Creating an estimated timeline for a construction project is a difficult task. Anything from disruptions in the supply chain to unseasonable weather could mean extra days or weeks before the completion of a project.
Few things cause as much tension between contractors and clients or companies and subcontractors as when construction work does not align with the proposed schedule. The more significant the delays are, the more likely it is for a dispute to arise. Understanding why delays are so problematic can make it easier for you to respond to them appropriately.
Construction delays increase project costs
Delays don’t just mess with your schedule. They can also impact your budget. You may incur extra costs when construction doesn’t follow the schedule. Careful storage to prevent damage from weather may be necessary, as could more security measures.

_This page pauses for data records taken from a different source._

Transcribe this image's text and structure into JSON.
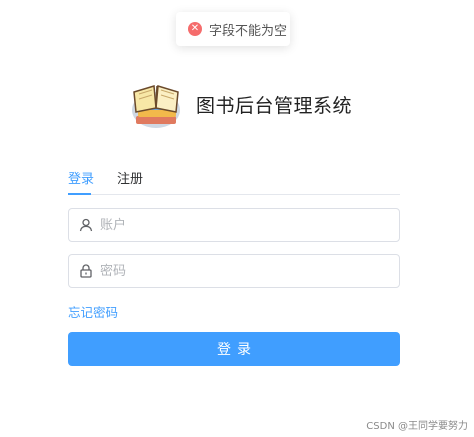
{
  "toast": {
    "icon": "close-circle-icon",
    "message": "字段不能为空"
  },
  "brand": {
    "logo": "books-logo",
    "title": "图书后台管理系统"
  },
  "tabs": [
    {
      "label": "登录",
      "active": true
    },
    {
      "label": "注册",
      "active": false
    }
  ],
  "form": {
    "account": {
      "icon": "user-icon",
      "placeholder": "账户",
      "value": ""
    },
    "password": {
      "icon": "lock-icon",
      "placeholder": "密码",
      "value": ""
    },
    "forgot_label": "忘记密码",
    "submit_label": "登录"
  },
  "watermark": "CSDN @王同学要努力",
  "colors": {
    "accent": "#409eff",
    "error": "#f56c6c",
    "border": "#dcdfe6"
  }
}
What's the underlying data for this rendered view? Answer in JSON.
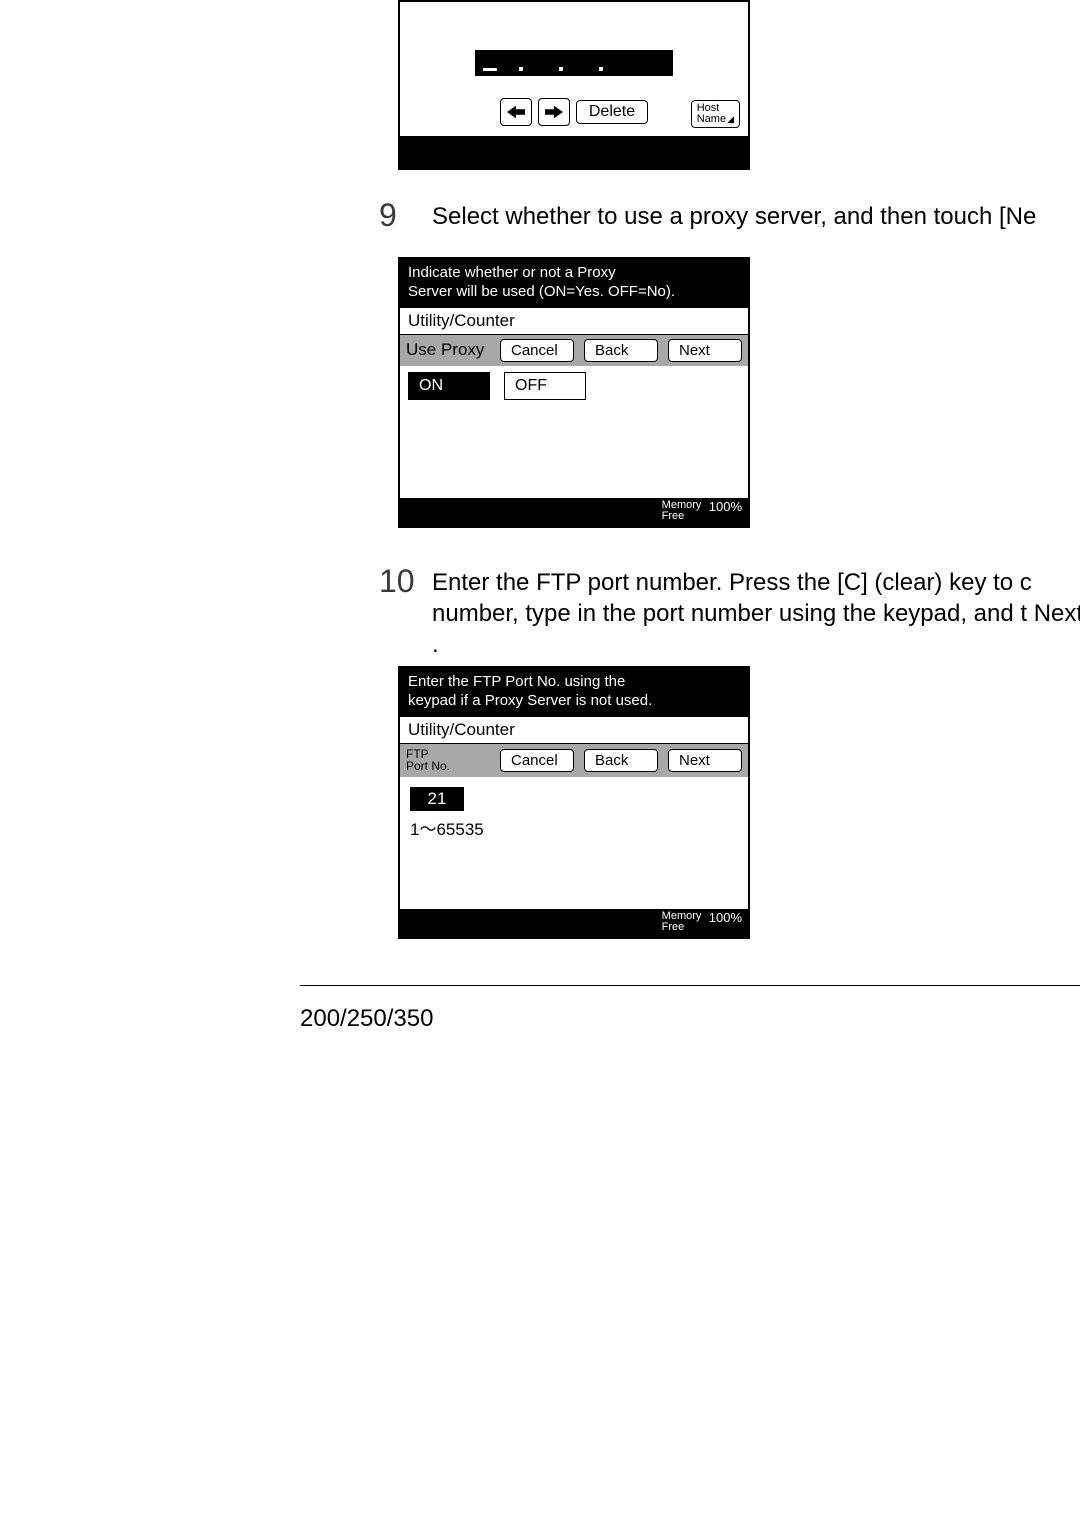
{
  "steps": {
    "s9": {
      "num": "9",
      "text": "Select whether to use a proxy server, and then touch [Ne"
    },
    "s10": {
      "num": "10",
      "text": "Enter the FTP port number. Press the [C] (clear) key to c number, type in the port number using the keypad, and t Next ."
    }
  },
  "top_panel": {
    "input_display": "_   .   .   .",
    "delete_label": "Delete",
    "host_label_line1": "Host",
    "host_label_line2": "Name"
  },
  "proxy_panel": {
    "header_line1": "Indicate whether or not a Proxy",
    "header_line2": "Server will be used (ON=Yes. OFF=No).",
    "mid": "Utility/Counter",
    "label": "Use Proxy",
    "cancel": "Cancel",
    "back": "Back",
    "next": "Next",
    "on": "ON",
    "off": "OFF",
    "mem_line1": "Memory",
    "mem_line2": "Free",
    "pct": "100%"
  },
  "port_panel": {
    "header_line1": "Enter the FTP Port No. using the",
    "header_line2": "keypad if a Proxy Server is not used.",
    "mid": "Utility/Counter",
    "label_line1": "FTP",
    "label_line2": "Port No.",
    "cancel": "Cancel",
    "back": "Back",
    "next": "Next",
    "value": "21",
    "range": "1～65535",
    "mem_line1": "Memory",
    "mem_line2": "Free",
    "pct": "100%"
  },
  "footer": "200/250/350"
}
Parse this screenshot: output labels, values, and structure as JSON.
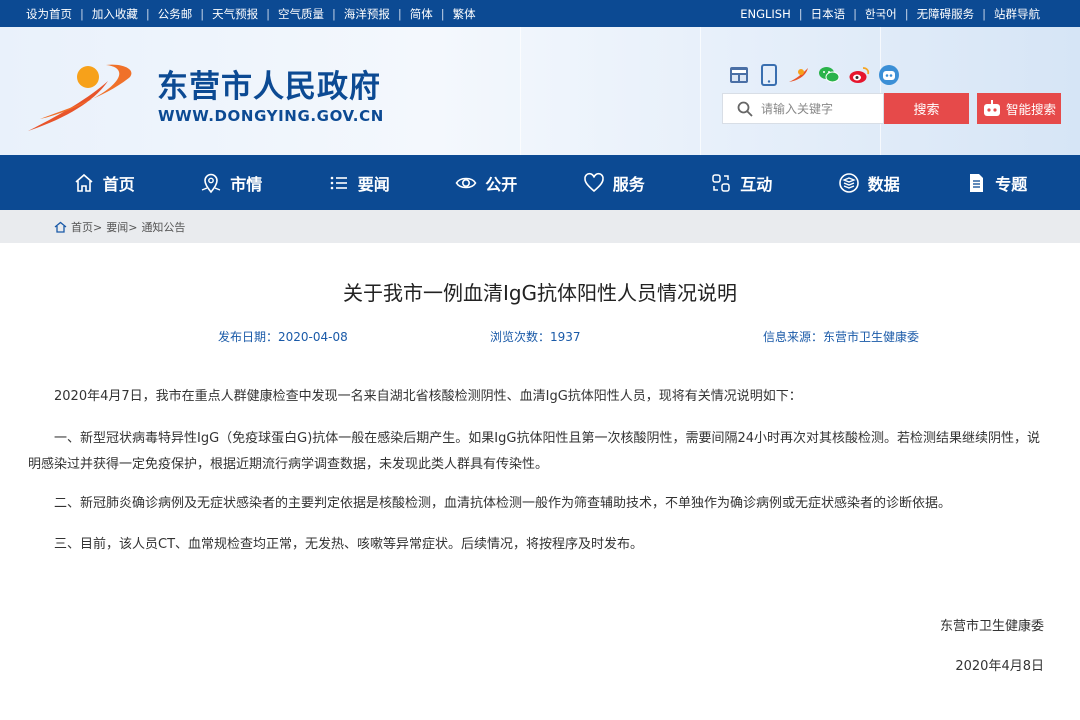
{
  "topbar": {
    "left_links": [
      "设为首页",
      "加入收藏",
      "公务邮",
      "天气预报",
      "空气质量",
      "海洋预报",
      "简体",
      "繁体"
    ],
    "right_links": [
      "ENGLISH",
      "日本语",
      "한국어",
      "无障碍服务",
      "站群导航"
    ]
  },
  "header": {
    "site_name": "东营市人民政府",
    "site_url": "WWW.DONGYING.GOV.CN",
    "social_icons": [
      "gov-app-icon",
      "mobile-icon",
      "toutiao-icon",
      "wechat-icon",
      "weibo-icon",
      "robot-service-icon"
    ],
    "search_placeholder": "请输入关键字",
    "search_label": "搜索",
    "smart_search_label": "智能搜索"
  },
  "nav": {
    "items": [
      {
        "label": "首页",
        "icon": "home-icon"
      },
      {
        "label": "市情",
        "icon": "map-pin-icon"
      },
      {
        "label": "要闻",
        "icon": "list-icon"
      },
      {
        "label": "公开",
        "icon": "eye-icon"
      },
      {
        "label": "服务",
        "icon": "heart-icon"
      },
      {
        "label": "互动",
        "icon": "interaction-icon"
      },
      {
        "label": "数据",
        "icon": "database-icon"
      },
      {
        "label": "专题",
        "icon": "document-icon"
      }
    ]
  },
  "breadcrumb": {
    "items": [
      "首页>",
      "要闻>",
      "通知公告"
    ]
  },
  "article": {
    "title": "关于我市一例血清IgG抗体阳性人员情况说明",
    "publish_date": "发布日期：2020-04-08",
    "views": "浏览次数：1937",
    "source": "信息来源：东营市卫生健康委",
    "paragraphs": [
      "2020年4月7日，我市在重点人群健康检查中发现一名来自湖北省核酸检测阴性、血清IgG抗体阳性人员，现将有关情况说明如下：",
      "一、新型冠状病毒特异性IgG（免疫球蛋白G)抗体一般在感染后期产生。如果IgG抗体阳性且第一次核酸阴性，需要间隔24小时再次对其核酸检测。若检测结果继续阴性，说明感染过并获得一定免疫保护，根据近期流行病学调查数据，未发现此类人群具有传染性。",
      "二、新冠肺炎确诊病例及无症状感染者的主要判定依据是核酸检测，血清抗体检测一般作为筛查辅助技术，不单独作为确诊病例或无症状感染者的诊断依据。",
      "三、目前，该人员CT、血常规检查均正常，无发热、咳嗽等异常症状。后续情况，将按程序及时发布。"
    ],
    "signature": "东营市卫生健康委",
    "sign_date": "2020年4月8日"
  },
  "colors": {
    "brand_blue": "#0c4a93",
    "search_red": "#e64a4a",
    "meta_blue": "#1a5aa8"
  }
}
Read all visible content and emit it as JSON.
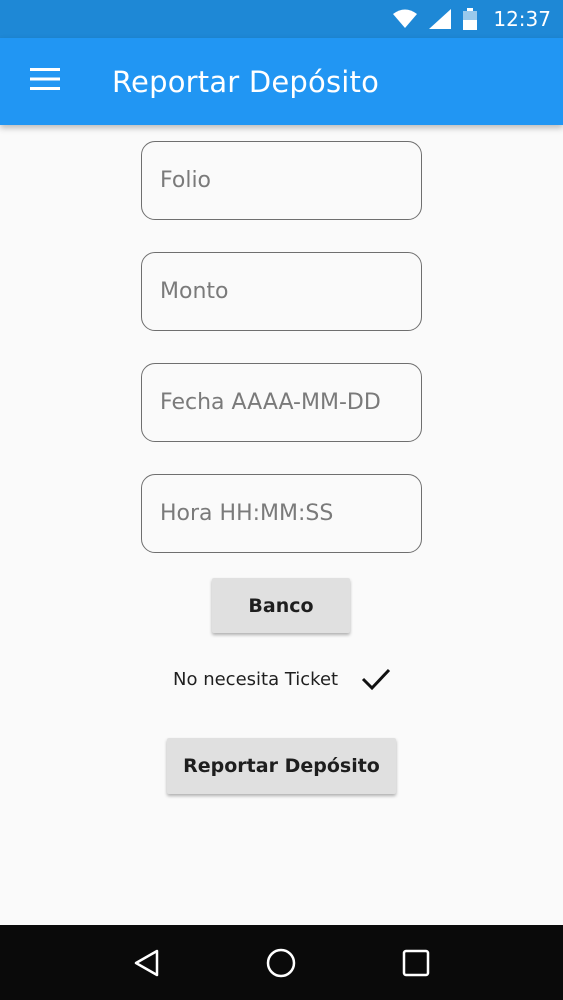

Additionally, the price of materials could go up, requiring adjustments to the estimate or budget for the project. Sometimes, workers on the delayed project may have another project scheduled, forcing the company to bring in new professionals, sometimes at a higher cost due to the short notice.
Construction delays can impact clients negatively
Additional costs aren’t the only concern with construction delays. They can also cause logistical nightmares both for homeowners and people who run their own businesses.
A facility not being accessible to the public by a specific date might mean that a business loses out on revenue. If a project is a residential property, long delays in completion could mean a requirement to pay two mortgages at once if someone can’t move out of one property and into the new one.
Understanding how construction delays might affect clients can make it easier for companies to negotiate and resolve construction disputes when delays affect a project.